Я закрыл глаза на 6 секунд, вдохнул свежий ветер: будет дождь. Шелест листов, прибитых на гвозди, слева громче. Это старое объявление держится на одном уголке и скоро сорвется. Есть ли в них какой-нибудь смысл? Не знаю… Я встал напротив объявления, пошарил в карманах. Давно ношу с собой гвоздь, который брал для реконструкции на месте преступления. Забыл выложить. Выпрямив листок, я приложил гвоздь и ударил ребром кулака по шляпке. Затем снова и снова, пока стержень не вонзился в дерево наполовину. Пульсирующая боль и тепло. Малое наказание за то, что не спас никого.

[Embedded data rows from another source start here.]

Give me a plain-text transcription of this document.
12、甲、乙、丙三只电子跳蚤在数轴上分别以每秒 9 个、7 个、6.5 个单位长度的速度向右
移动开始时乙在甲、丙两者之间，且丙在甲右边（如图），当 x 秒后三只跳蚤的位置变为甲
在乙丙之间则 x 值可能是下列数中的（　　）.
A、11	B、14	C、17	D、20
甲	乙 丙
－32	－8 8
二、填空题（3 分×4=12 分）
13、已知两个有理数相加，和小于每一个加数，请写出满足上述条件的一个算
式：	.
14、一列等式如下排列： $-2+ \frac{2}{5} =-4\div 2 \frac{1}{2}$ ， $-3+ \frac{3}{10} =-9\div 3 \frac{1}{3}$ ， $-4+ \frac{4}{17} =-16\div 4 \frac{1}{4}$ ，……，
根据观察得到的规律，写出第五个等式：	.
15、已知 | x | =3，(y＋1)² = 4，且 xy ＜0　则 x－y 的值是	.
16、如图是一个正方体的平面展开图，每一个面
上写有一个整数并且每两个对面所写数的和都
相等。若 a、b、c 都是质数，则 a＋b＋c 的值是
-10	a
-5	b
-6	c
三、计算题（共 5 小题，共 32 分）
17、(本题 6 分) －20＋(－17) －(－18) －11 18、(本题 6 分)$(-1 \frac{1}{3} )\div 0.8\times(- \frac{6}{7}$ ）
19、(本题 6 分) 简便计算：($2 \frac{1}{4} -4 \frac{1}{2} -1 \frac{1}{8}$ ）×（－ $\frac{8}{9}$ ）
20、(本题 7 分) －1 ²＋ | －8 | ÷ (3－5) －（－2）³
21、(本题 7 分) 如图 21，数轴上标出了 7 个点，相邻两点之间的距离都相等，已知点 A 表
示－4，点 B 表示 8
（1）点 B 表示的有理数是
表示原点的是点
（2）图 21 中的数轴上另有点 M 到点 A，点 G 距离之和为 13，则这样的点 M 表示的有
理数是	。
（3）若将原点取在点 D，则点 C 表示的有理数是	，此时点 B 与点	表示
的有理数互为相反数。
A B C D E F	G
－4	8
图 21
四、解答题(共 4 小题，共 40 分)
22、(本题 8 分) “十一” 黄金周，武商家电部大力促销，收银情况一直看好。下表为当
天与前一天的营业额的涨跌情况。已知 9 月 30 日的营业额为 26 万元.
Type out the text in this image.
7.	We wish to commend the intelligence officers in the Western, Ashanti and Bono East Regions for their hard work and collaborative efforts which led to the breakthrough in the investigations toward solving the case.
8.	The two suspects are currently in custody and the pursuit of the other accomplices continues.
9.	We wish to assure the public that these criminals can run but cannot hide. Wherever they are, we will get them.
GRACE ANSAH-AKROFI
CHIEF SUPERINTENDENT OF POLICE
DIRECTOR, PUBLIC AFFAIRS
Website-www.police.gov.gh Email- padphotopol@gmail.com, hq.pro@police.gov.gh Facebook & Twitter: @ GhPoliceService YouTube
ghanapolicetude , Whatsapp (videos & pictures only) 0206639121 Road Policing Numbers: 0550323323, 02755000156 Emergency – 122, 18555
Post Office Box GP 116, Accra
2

Не выполнил долг полицейского.
Город охватила чума. Невидимый убийца не щадил мальчиков, девочек, сильных, слабых, богатых, бедных – он забирал всех, кого мог. Возрастной диапазон: 4-19 лет, чаще 6-16. Первое отличие: болезнь не убивает мгновенно, и есть время хотя бы проститься. Почти все похищения произошли ночью, прямо из кроватей. Ни стука, ни скрипа, ни шороха. Власти ввели комендантский час, мы патрулируем улицы, но нельзя приставить ежеминутную охрану к каждому ребенку города. Хотя некоторые родители дежурят у постелей всю ночь. Второе: болезнь распознается. Так или иначе. Рано… или поздно. Я не встречал преступника, который не оставляет улик: ни отпечатков пальцев, ни следов, волос, частиц ткани. Что-то должно быть – это закон! Но правила не работают здесь. У нас нет ничего. И третье: от болезни можно защититься, привиться. Сейчас ни у кого нет гарантий безопасности, и чей угодно ребенок может стать следующим.
Полиция бессильна. Нам остается лично опрашивать детей в надежде на любую зацепку.

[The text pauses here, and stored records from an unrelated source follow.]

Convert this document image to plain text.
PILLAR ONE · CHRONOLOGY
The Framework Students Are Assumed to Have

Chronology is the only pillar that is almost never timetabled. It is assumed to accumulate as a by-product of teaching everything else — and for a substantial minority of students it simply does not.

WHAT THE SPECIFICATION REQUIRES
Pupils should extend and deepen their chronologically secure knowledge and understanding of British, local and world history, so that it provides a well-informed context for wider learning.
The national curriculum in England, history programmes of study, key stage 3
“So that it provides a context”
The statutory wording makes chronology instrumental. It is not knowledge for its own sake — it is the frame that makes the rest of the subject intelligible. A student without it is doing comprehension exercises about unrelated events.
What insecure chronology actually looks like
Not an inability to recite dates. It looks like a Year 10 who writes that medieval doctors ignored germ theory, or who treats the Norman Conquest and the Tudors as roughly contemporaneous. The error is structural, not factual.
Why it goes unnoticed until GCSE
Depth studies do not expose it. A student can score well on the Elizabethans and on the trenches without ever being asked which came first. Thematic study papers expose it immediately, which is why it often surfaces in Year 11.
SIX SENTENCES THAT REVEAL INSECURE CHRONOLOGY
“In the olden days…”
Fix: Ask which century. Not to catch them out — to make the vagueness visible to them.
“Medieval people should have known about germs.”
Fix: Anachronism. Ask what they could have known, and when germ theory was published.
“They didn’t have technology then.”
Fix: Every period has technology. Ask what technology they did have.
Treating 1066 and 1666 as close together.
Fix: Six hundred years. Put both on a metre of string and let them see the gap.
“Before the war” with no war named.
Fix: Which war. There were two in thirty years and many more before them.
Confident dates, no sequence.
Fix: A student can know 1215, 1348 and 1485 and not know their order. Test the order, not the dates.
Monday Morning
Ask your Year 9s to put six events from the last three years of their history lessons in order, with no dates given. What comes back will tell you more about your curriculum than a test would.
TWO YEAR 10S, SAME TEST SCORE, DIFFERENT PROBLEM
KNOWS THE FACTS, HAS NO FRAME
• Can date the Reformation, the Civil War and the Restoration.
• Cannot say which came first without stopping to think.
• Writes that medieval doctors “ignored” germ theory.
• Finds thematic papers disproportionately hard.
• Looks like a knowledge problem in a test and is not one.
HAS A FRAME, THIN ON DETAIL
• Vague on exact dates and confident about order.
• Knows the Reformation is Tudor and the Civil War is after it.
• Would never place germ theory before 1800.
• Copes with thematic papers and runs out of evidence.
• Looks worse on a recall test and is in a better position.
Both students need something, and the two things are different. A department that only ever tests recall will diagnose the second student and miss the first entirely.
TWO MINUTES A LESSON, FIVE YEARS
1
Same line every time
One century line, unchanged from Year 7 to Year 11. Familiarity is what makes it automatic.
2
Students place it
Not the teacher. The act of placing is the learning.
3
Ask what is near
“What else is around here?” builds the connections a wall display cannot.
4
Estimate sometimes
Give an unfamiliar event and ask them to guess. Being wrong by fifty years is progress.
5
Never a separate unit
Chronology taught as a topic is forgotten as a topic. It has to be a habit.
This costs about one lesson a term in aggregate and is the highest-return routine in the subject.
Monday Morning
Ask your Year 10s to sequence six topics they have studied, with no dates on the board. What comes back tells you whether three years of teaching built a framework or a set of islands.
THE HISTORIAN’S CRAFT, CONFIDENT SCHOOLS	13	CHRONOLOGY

Двухэтажный дом Фирданов в конце улицы. Низкий деревянный забор с заостренными кольями; дверца приоткрыта, покачивается на ветру, рядом почтовый ящик. Передний двор ухожен: дорожка из серой плитки тянется к крыльцу, газон острижен, на клумбах растут петуньи, бархатцы и георгины. Домашних животных на территории нет. Интересно, как преступник выбирает цель? Почему похищения случались в тех домах, где семьи завели собак, огородили дом высоким каменным забором, металлическими воротами и чуть ли не колючей проволокой; кто побогаче, даже купили камеру и карту памяти для круглосуточного наблюдения… А здесь нет никакой защиты.